Chapter 1 - Introduction: Case Studies through Stories * Chapter 2 - Leading Quietly With Common Sense: ACE * Chapter 3 - Fast Learning, Faster Unlearning: JASSM * Chapter 4 - Flying High on Spirit: The Pathfinder Solar-Powered Airplane * Chapter 5 - Shaking Hands and Shaking Things Up: AMRAAM * Chapter 6 - Summary: Sensitivity to Project Context
The quality and abundance of leadership markedly impacts the project world. Yet in our research literature we still tend to treat projects primarily as technical efforts that require management, i.e., the authoritative organizing of systems with an emphasis on planning and control. In our prevailing paradigm, the essence of project management consists of performing with minimal changes, according to plan.
Along come Laufer, Post, and Hoffman to shake loose that paradigm in the most compelling way—through four stories brilliantly organized and told firsthand. Their book, Shared Voyage, opens our eyes freshly to the realities that accompany projects that push the envelope by showing vividly and tangibly what it takes to succeed in a dynamic environment characterized by high uncertainty and frequent unavoidable changes.

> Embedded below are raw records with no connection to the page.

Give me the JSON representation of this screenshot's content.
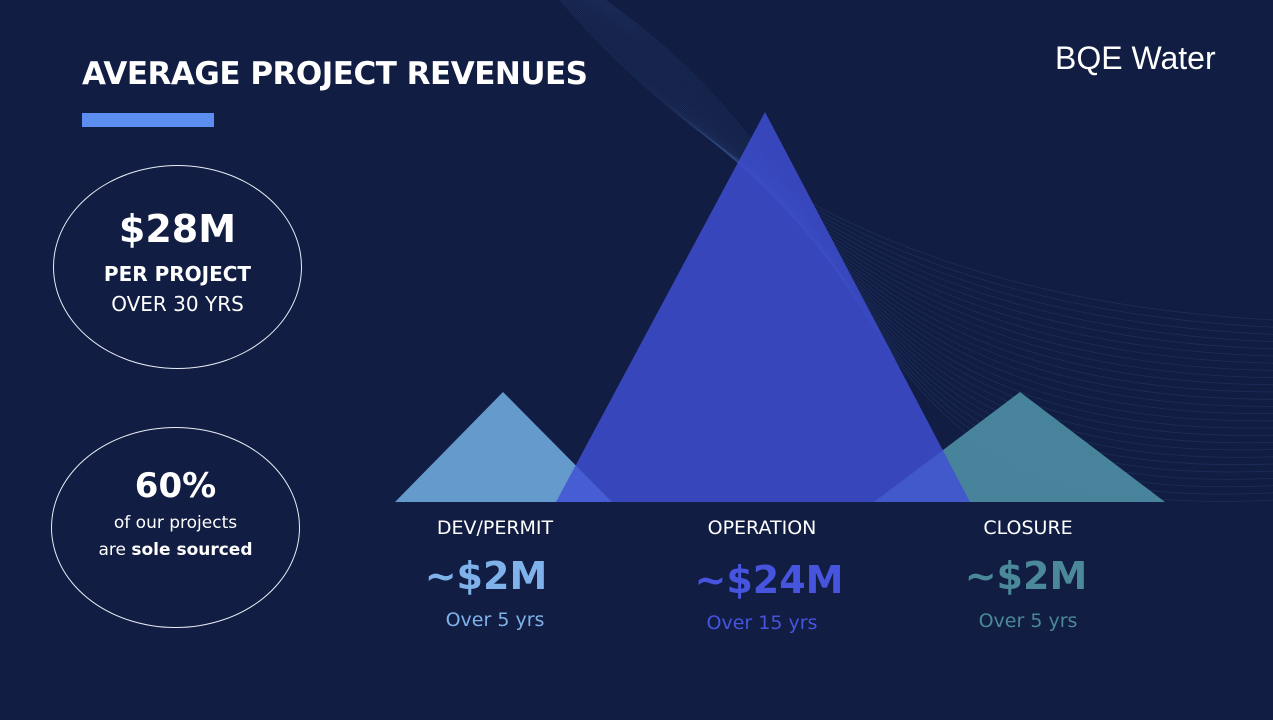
{
  "slide": {
    "title": "AVERAGE PROJECT REVENUES",
    "brand": "BQE Water",
    "accent_color": "#5b8ef0",
    "background_color": "#111d42"
  },
  "stats": {
    "total": {
      "value": "$28M",
      "line2": "PER PROJECT",
      "line3": "OVER 30 YRS"
    },
    "sole_sourced": {
      "value": "60%",
      "line2": "of our projects",
      "line3_pre": "are ",
      "line3_bold": "sole sourced"
    }
  },
  "chart_data": {
    "type": "area",
    "categories": [
      "DEV/PERMIT",
      "OPERATION",
      "CLOSURE"
    ],
    "values": [
      2,
      24,
      2
    ],
    "value_labels": [
      "~$2M",
      "~$24M",
      "~$2M"
    ],
    "durations": [
      "Over 5 yrs",
      "Over 15 yrs",
      "Over 5 yrs"
    ],
    "unit": "$M",
    "colors": [
      "#6fa8dc",
      "#3f4fd6",
      "#4f8fa6"
    ],
    "label_colors": [
      "#7fb2ea",
      "#4654de",
      "#4b8899"
    ]
  }
}
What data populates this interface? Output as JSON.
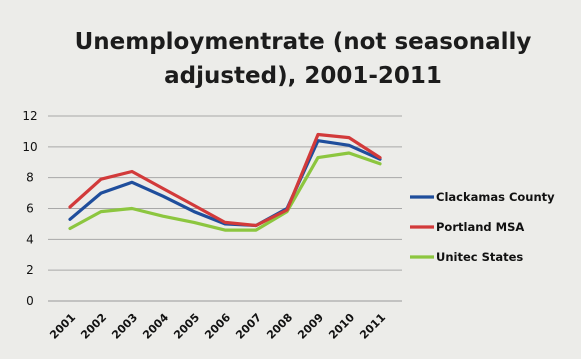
{
  "chart_data": {
    "type": "line",
    "title": "Unemployment rate (not seasonally adjusted), 2001-2011",
    "title_lines": [
      "Unemploymentrate (not seasonally",
      "adjusted), 2001-2011"
    ],
    "xlabel": "",
    "ylabel": "",
    "categories": [
      "2001",
      "2002",
      "2003",
      "2004",
      "2005",
      "2006",
      "2007",
      "2008",
      "2009",
      "2010",
      "2011"
    ],
    "y_ticks": [
      "0",
      "2",
      "4",
      "6",
      "8",
      "10",
      "12"
    ],
    "ylim": [
      0,
      12
    ],
    "grid": true,
    "legend_position": "right",
    "series": [
      {
        "name": "Clackamas County",
        "color": "#1f4e9c",
        "values": [
          5.3,
          7.0,
          7.7,
          6.8,
          5.8,
          5.0,
          4.9,
          6.0,
          10.4,
          10.1,
          9.2
        ]
      },
      {
        "name": "Portland MSA",
        "color": "#d23a3a",
        "values": [
          6.1,
          7.9,
          8.4,
          7.3,
          6.2,
          5.1,
          4.9,
          5.9,
          10.8,
          10.6,
          9.3
        ]
      },
      {
        "name": "Unitec States",
        "color": "#8cc63f",
        "values": [
          4.7,
          5.8,
          6.0,
          5.5,
          5.1,
          4.6,
          4.6,
          5.8,
          9.3,
          9.6,
          8.9
        ]
      }
    ]
  }
}
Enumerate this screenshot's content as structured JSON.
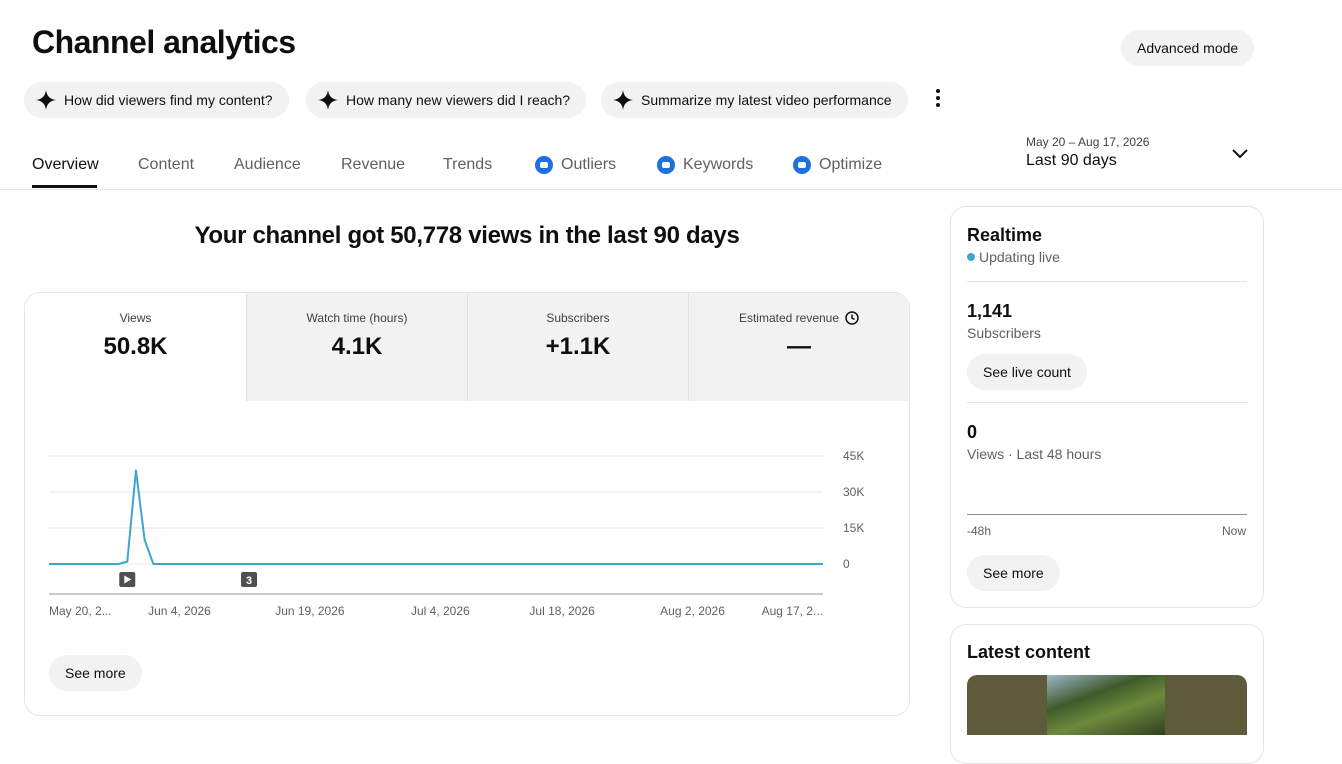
{
  "header": {
    "title": "Channel analytics",
    "advanced_mode": "Advanced mode"
  },
  "suggestions": [
    "How did viewers find my content?",
    "How many new viewers did I reach?",
    "Summarize my latest video performance"
  ],
  "tabs": [
    "Overview",
    "Content",
    "Audience",
    "Revenue",
    "Trends",
    "Outliers",
    "Keywords",
    "Optimize"
  ],
  "date_range": {
    "range": "May 20 – Aug 17, 2026",
    "label": "Last 90 days"
  },
  "summary": "Your channel got 50,778 views in the last 90 days",
  "metrics": [
    {
      "label": "Views",
      "value": "50.8K"
    },
    {
      "label": "Watch time (hours)",
      "value": "4.1K"
    },
    {
      "label": "Subscribers",
      "value": "+1.1K"
    },
    {
      "label": "Estimated revenue",
      "value": "—"
    }
  ],
  "chart_data": {
    "type": "line",
    "x": [
      "2026-05-20",
      "2026-05-28",
      "2026-05-29",
      "2026-05-30",
      "2026-05-31",
      "2026-06-01",
      "2026-08-17"
    ],
    "values": [
      0,
      0,
      1000,
      39000,
      10000,
      0,
      0
    ],
    "color": "#3ea6cc",
    "xlim": [
      "2026-05-20",
      "2026-08-17"
    ],
    "xticks": [
      {
        "value": "2026-05-20",
        "label": "May 20, 2..."
      },
      {
        "value": "2026-06-04",
        "label": "Jun 4, 2026"
      },
      {
        "value": "2026-06-19",
        "label": "Jun 19, 2026"
      },
      {
        "value": "2026-07-04",
        "label": "Jul 4, 2026"
      },
      {
        "value": "2026-07-18",
        "label": "Jul 18, 2026"
      },
      {
        "value": "2026-08-02",
        "label": "Aug 2, 2026"
      },
      {
        "value": "2026-08-17",
        "label": "Aug 17, 2..."
      }
    ],
    "ylim": [
      0,
      45000
    ],
    "yticks": [
      0,
      {
        "value": 15000,
        "label": "15K"
      },
      {
        "value": 30000,
        "label": "30K"
      },
      {
        "value": 45000,
        "label": "45K"
      }
    ],
    "grid": true,
    "annotations": [
      {
        "x": "2026-05-29"
      },
      {
        "x": "2026-06-12",
        "label": "3"
      }
    ]
  },
  "chart_button": "See more",
  "realtime": {
    "title": "Realtime",
    "status": "Updating live",
    "subscribers": "1,141",
    "subscribers_label": "Subscribers",
    "live_count_button": "See live count",
    "views": "0",
    "views_label": "Views · Last 48 hours",
    "axis_start": "-48h",
    "axis_end": "Now",
    "button": "See more"
  },
  "latest_content": {
    "title": "Latest content"
  }
}
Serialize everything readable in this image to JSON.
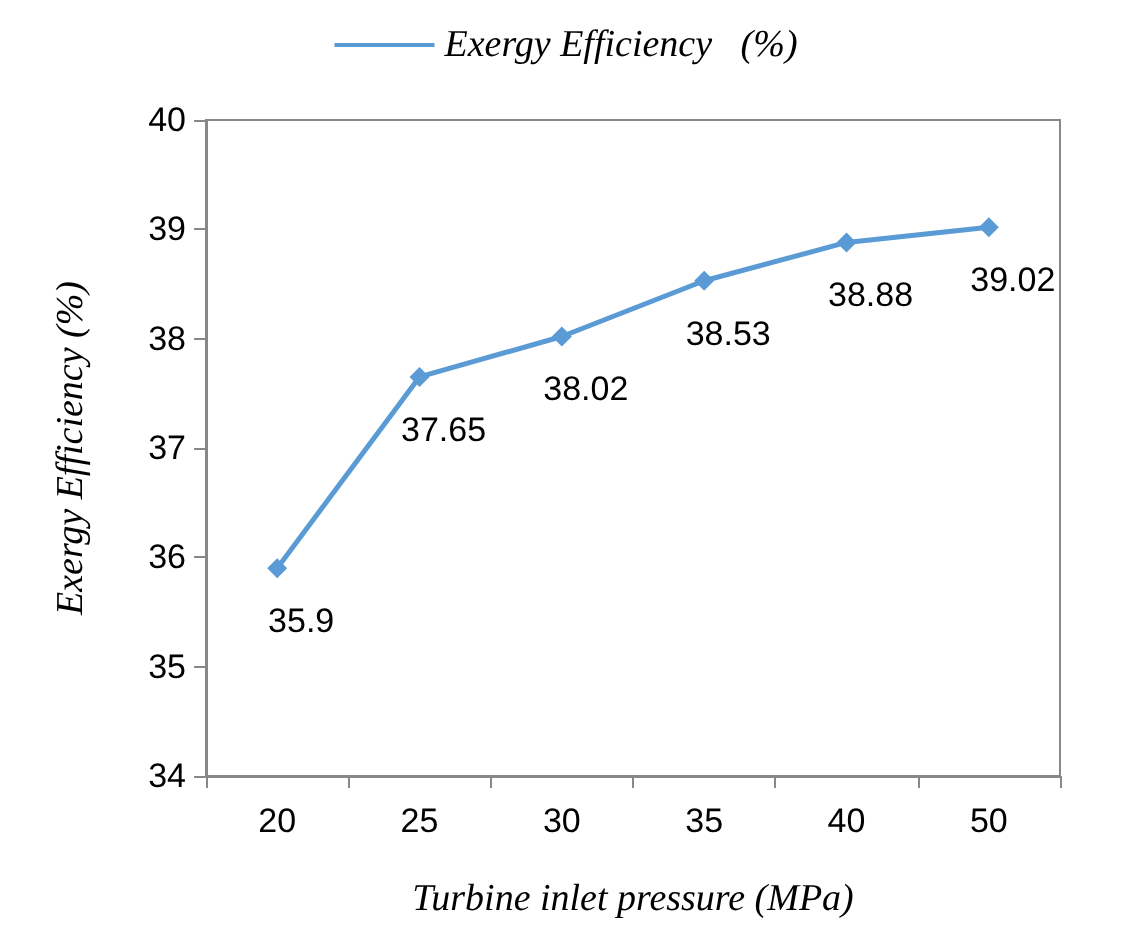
{
  "chart_data": {
    "type": "line",
    "xlabel": "Turbine inlet pressure (MPa)",
    "ylabel": "Exergy Efficiency (%)",
    "categories": [
      "20",
      "25",
      "30",
      "35",
      "40",
      "50"
    ],
    "series": [
      {
        "name": "Exergy Efficiency   (%)",
        "color": "#5b9bd5",
        "values": [
          35.9,
          37.65,
          38.02,
          38.53,
          38.88,
          39.02
        ]
      }
    ],
    "ylim": [
      34,
      40
    ],
    "yticks": [
      34,
      35,
      36,
      37,
      38,
      39,
      40
    ],
    "grid": false,
    "legend": "top",
    "marker": "diamond",
    "line_style": "solid",
    "data_labels": true
  }
}
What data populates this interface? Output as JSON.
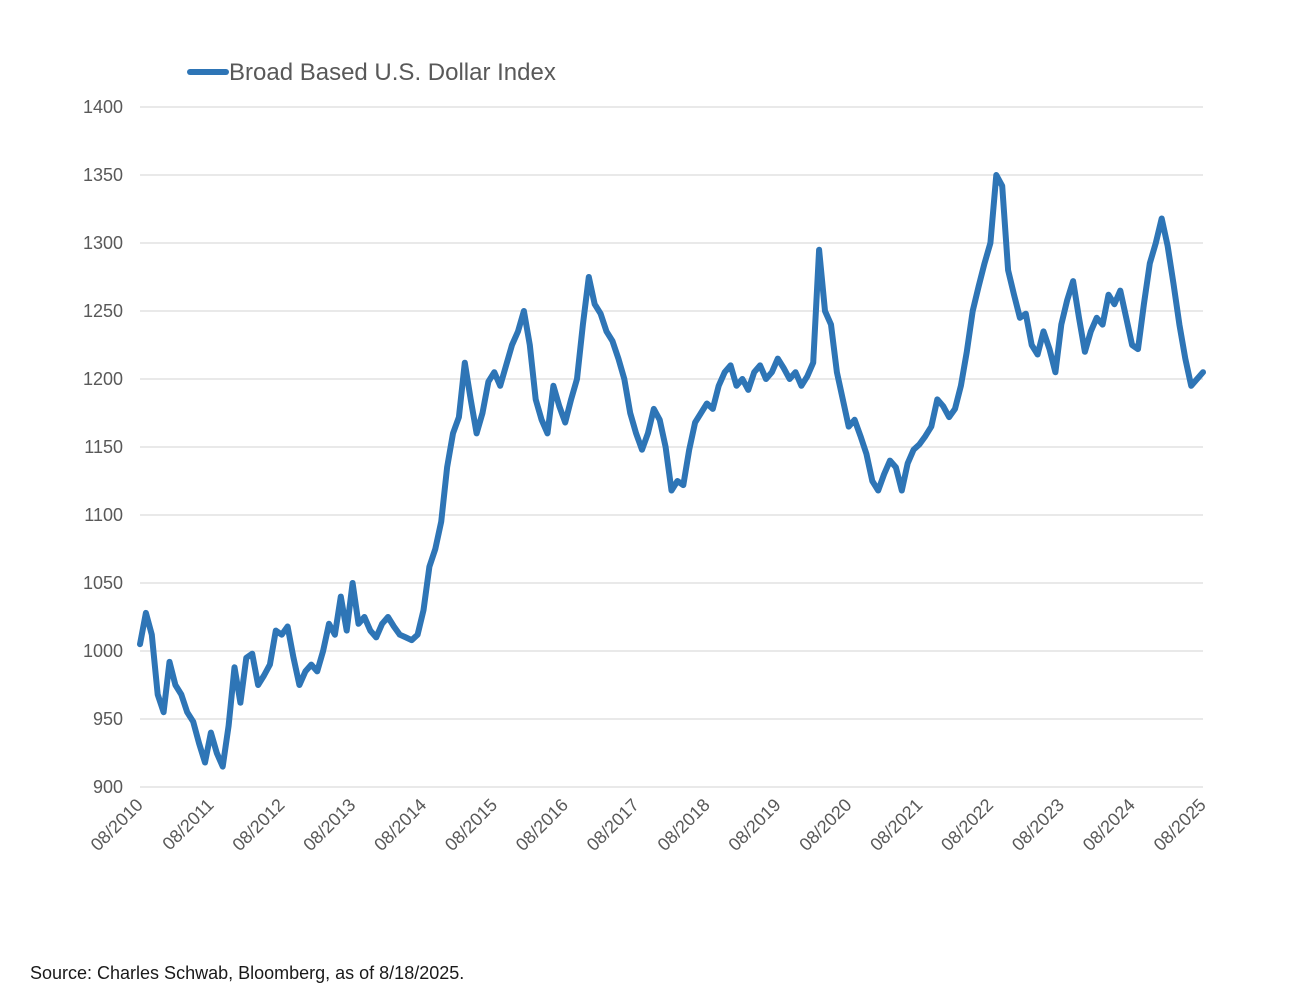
{
  "chart_data": {
    "type": "line",
    "legend": {
      "position": "top-left",
      "entries": [
        "Broad Based U.S. Dollar Index"
      ]
    },
    "colors": {
      "series": "#2e75b6",
      "grid": "#e2e2e2",
      "text": "#595959"
    },
    "grid": true,
    "ylim": [
      900,
      1400
    ],
    "yticks": [
      "900",
      "950",
      "1000",
      "1050",
      "1100",
      "1150",
      "1200",
      "1250",
      "1300",
      "1350",
      "1400"
    ],
    "xticks": [
      "08/2010",
      "08/2011",
      "08/2012",
      "08/2013",
      "08/2014",
      "08/2015",
      "08/2016",
      "08/2017",
      "08/2018",
      "08/2019",
      "08/2020",
      "08/2021",
      "08/2022",
      "08/2023",
      "08/2024",
      "08/2025"
    ],
    "xlim": [
      "2010-08",
      "2025-08"
    ],
    "series": [
      {
        "name": "Broad Based U.S. Dollar Index",
        "points": [
          [
            "2010-08",
            1005
          ],
          [
            "2010-09",
            1028
          ],
          [
            "2010-10",
            1012
          ],
          [
            "2010-11",
            968
          ],
          [
            "2010-12",
            955
          ],
          [
            "2011-01",
            992
          ],
          [
            "2011-02",
            975
          ],
          [
            "2011-03",
            968
          ],
          [
            "2011-04",
            955
          ],
          [
            "2011-05",
            948
          ],
          [
            "2011-06",
            932
          ],
          [
            "2011-07",
            918
          ],
          [
            "2011-08",
            940
          ],
          [
            "2011-09",
            925
          ],
          [
            "2011-10",
            915
          ],
          [
            "2011-11",
            945
          ],
          [
            "2011-12",
            988
          ],
          [
            "2012-01",
            962
          ],
          [
            "2012-02",
            995
          ],
          [
            "2012-03",
            998
          ],
          [
            "2012-04",
            975
          ],
          [
            "2012-05",
            982
          ],
          [
            "2012-06",
            990
          ],
          [
            "2012-07",
            1015
          ],
          [
            "2012-08",
            1012
          ],
          [
            "2012-09",
            1018
          ],
          [
            "2012-10",
            995
          ],
          [
            "2012-11",
            975
          ],
          [
            "2012-12",
            985
          ],
          [
            "2013-01",
            990
          ],
          [
            "2013-02",
            985
          ],
          [
            "2013-03",
            1000
          ],
          [
            "2013-04",
            1020
          ],
          [
            "2013-05",
            1012
          ],
          [
            "2013-06",
            1040
          ],
          [
            "2013-07",
            1015
          ],
          [
            "2013-08",
            1050
          ],
          [
            "2013-09",
            1020
          ],
          [
            "2013-10",
            1025
          ],
          [
            "2013-11",
            1015
          ],
          [
            "2013-12",
            1010
          ],
          [
            "2014-01",
            1020
          ],
          [
            "2014-02",
            1025
          ],
          [
            "2014-03",
            1018
          ],
          [
            "2014-04",
            1012
          ],
          [
            "2014-05",
            1010
          ],
          [
            "2014-06",
            1008
          ],
          [
            "2014-07",
            1012
          ],
          [
            "2014-08",
            1030
          ],
          [
            "2014-09",
            1062
          ],
          [
            "2014-10",
            1075
          ],
          [
            "2014-11",
            1095
          ],
          [
            "2014-12",
            1135
          ],
          [
            "2015-01",
            1160
          ],
          [
            "2015-02",
            1172
          ],
          [
            "2015-03",
            1212
          ],
          [
            "2015-04",
            1185
          ],
          [
            "2015-05",
            1160
          ],
          [
            "2015-06",
            1175
          ],
          [
            "2015-07",
            1198
          ],
          [
            "2015-08",
            1205
          ],
          [
            "2015-09",
            1195
          ],
          [
            "2015-10",
            1210
          ],
          [
            "2015-11",
            1225
          ],
          [
            "2015-12",
            1235
          ],
          [
            "2016-01",
            1250
          ],
          [
            "2016-02",
            1225
          ],
          [
            "2016-03",
            1185
          ],
          [
            "2016-04",
            1170
          ],
          [
            "2016-05",
            1160
          ],
          [
            "2016-06",
            1195
          ],
          [
            "2016-07",
            1180
          ],
          [
            "2016-08",
            1168
          ],
          [
            "2016-09",
            1185
          ],
          [
            "2016-10",
            1200
          ],
          [
            "2016-11",
            1240
          ],
          [
            "2016-12",
            1275
          ],
          [
            "2017-01",
            1255
          ],
          [
            "2017-02",
            1248
          ],
          [
            "2017-03",
            1235
          ],
          [
            "2017-04",
            1228
          ],
          [
            "2017-05",
            1215
          ],
          [
            "2017-06",
            1200
          ],
          [
            "2017-07",
            1175
          ],
          [
            "2017-08",
            1160
          ],
          [
            "2017-09",
            1148
          ],
          [
            "2017-10",
            1160
          ],
          [
            "2017-11",
            1178
          ],
          [
            "2017-12",
            1170
          ],
          [
            "2018-01",
            1150
          ],
          [
            "2018-02",
            1118
          ],
          [
            "2018-03",
            1125
          ],
          [
            "2018-04",
            1122
          ],
          [
            "2018-05",
            1148
          ],
          [
            "2018-06",
            1168
          ],
          [
            "2018-07",
            1175
          ],
          [
            "2018-08",
            1182
          ],
          [
            "2018-09",
            1178
          ],
          [
            "2018-10",
            1195
          ],
          [
            "2018-11",
            1205
          ],
          [
            "2018-12",
            1210
          ],
          [
            "2019-01",
            1195
          ],
          [
            "2019-02",
            1200
          ],
          [
            "2019-03",
            1192
          ],
          [
            "2019-04",
            1205
          ],
          [
            "2019-05",
            1210
          ],
          [
            "2019-06",
            1200
          ],
          [
            "2019-07",
            1205
          ],
          [
            "2019-08",
            1215
          ],
          [
            "2019-09",
            1208
          ],
          [
            "2019-10",
            1200
          ],
          [
            "2019-11",
            1205
          ],
          [
            "2019-12",
            1195
          ],
          [
            "2020-01",
            1202
          ],
          [
            "2020-02",
            1212
          ],
          [
            "2020-03",
            1295
          ],
          [
            "2020-04",
            1250
          ],
          [
            "2020-05",
            1240
          ],
          [
            "2020-06",
            1205
          ],
          [
            "2020-07",
            1185
          ],
          [
            "2020-08",
            1165
          ],
          [
            "2020-09",
            1170
          ],
          [
            "2020-10",
            1158
          ],
          [
            "2020-11",
            1145
          ],
          [
            "2020-12",
            1125
          ],
          [
            "2021-01",
            1118
          ],
          [
            "2021-02",
            1130
          ],
          [
            "2021-03",
            1140
          ],
          [
            "2021-04",
            1135
          ],
          [
            "2021-05",
            1118
          ],
          [
            "2021-06",
            1138
          ],
          [
            "2021-07",
            1148
          ],
          [
            "2021-08",
            1152
          ],
          [
            "2021-09",
            1158
          ],
          [
            "2021-10",
            1165
          ],
          [
            "2021-11",
            1185
          ],
          [
            "2021-12",
            1180
          ],
          [
            "2022-01",
            1172
          ],
          [
            "2022-02",
            1178
          ],
          [
            "2022-03",
            1195
          ],
          [
            "2022-04",
            1220
          ],
          [
            "2022-05",
            1250
          ],
          [
            "2022-06",
            1268
          ],
          [
            "2022-07",
            1285
          ],
          [
            "2022-08",
            1300
          ],
          [
            "2022-09",
            1350
          ],
          [
            "2022-10",
            1342
          ],
          [
            "2022-11",
            1280
          ],
          [
            "2022-12",
            1262
          ],
          [
            "2023-01",
            1245
          ],
          [
            "2023-02",
            1248
          ],
          [
            "2023-03",
            1225
          ],
          [
            "2023-04",
            1218
          ],
          [
            "2023-05",
            1235
          ],
          [
            "2023-06",
            1222
          ],
          [
            "2023-07",
            1205
          ],
          [
            "2023-08",
            1240
          ],
          [
            "2023-09",
            1258
          ],
          [
            "2023-10",
            1272
          ],
          [
            "2023-11",
            1245
          ],
          [
            "2023-12",
            1220
          ],
          [
            "2024-01",
            1235
          ],
          [
            "2024-02",
            1245
          ],
          [
            "2024-03",
            1240
          ],
          [
            "2024-04",
            1262
          ],
          [
            "2024-05",
            1255
          ],
          [
            "2024-06",
            1265
          ],
          [
            "2024-07",
            1245
          ],
          [
            "2024-08",
            1225
          ],
          [
            "2024-09",
            1222
          ],
          [
            "2024-10",
            1255
          ],
          [
            "2024-11",
            1285
          ],
          [
            "2024-12",
            1300
          ],
          [
            "2025-01",
            1318
          ],
          [
            "2025-02",
            1298
          ],
          [
            "2025-03",
            1270
          ],
          [
            "2025-04",
            1240
          ],
          [
            "2025-05",
            1215
          ],
          [
            "2025-06",
            1195
          ],
          [
            "2025-07",
            1200
          ],
          [
            "2025-08",
            1205
          ]
        ]
      }
    ]
  },
  "footer": {
    "source": "Source: Charles Schwab, Bloomberg, as of 8/18/2025."
  }
}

People need first-rate management when they face known challenges that fit their organizational designs, norms, and expertise. But they need leadership to tackle new challenges for which adaptability becomes paramount. In fact, projects usually present a bundled set of challenges demanding that people operate in both known and new domains at the same time. Each of the four cases in this book illustrates leadership. Leadership, as our team at Harvard has defined it, is the activity of mobilizing people to meet adaptive challenges, which consist of gaps between aspirations and current reality that demand responses outside our repertoire. Such is the stuff of these extraordinary stories: building a satellite that can study particles from gas clouds outside the solar system, procuring a cruise missile with revolutionary capabilities at an "impossibly" low cost, designing an unmanned airplane that can fly on solar power at nearly 100,000 feet, and quickly building a new supersonic air-to-air missile by introducing a new acquisition system that dramatically changes the traditional relationship between government and contractors.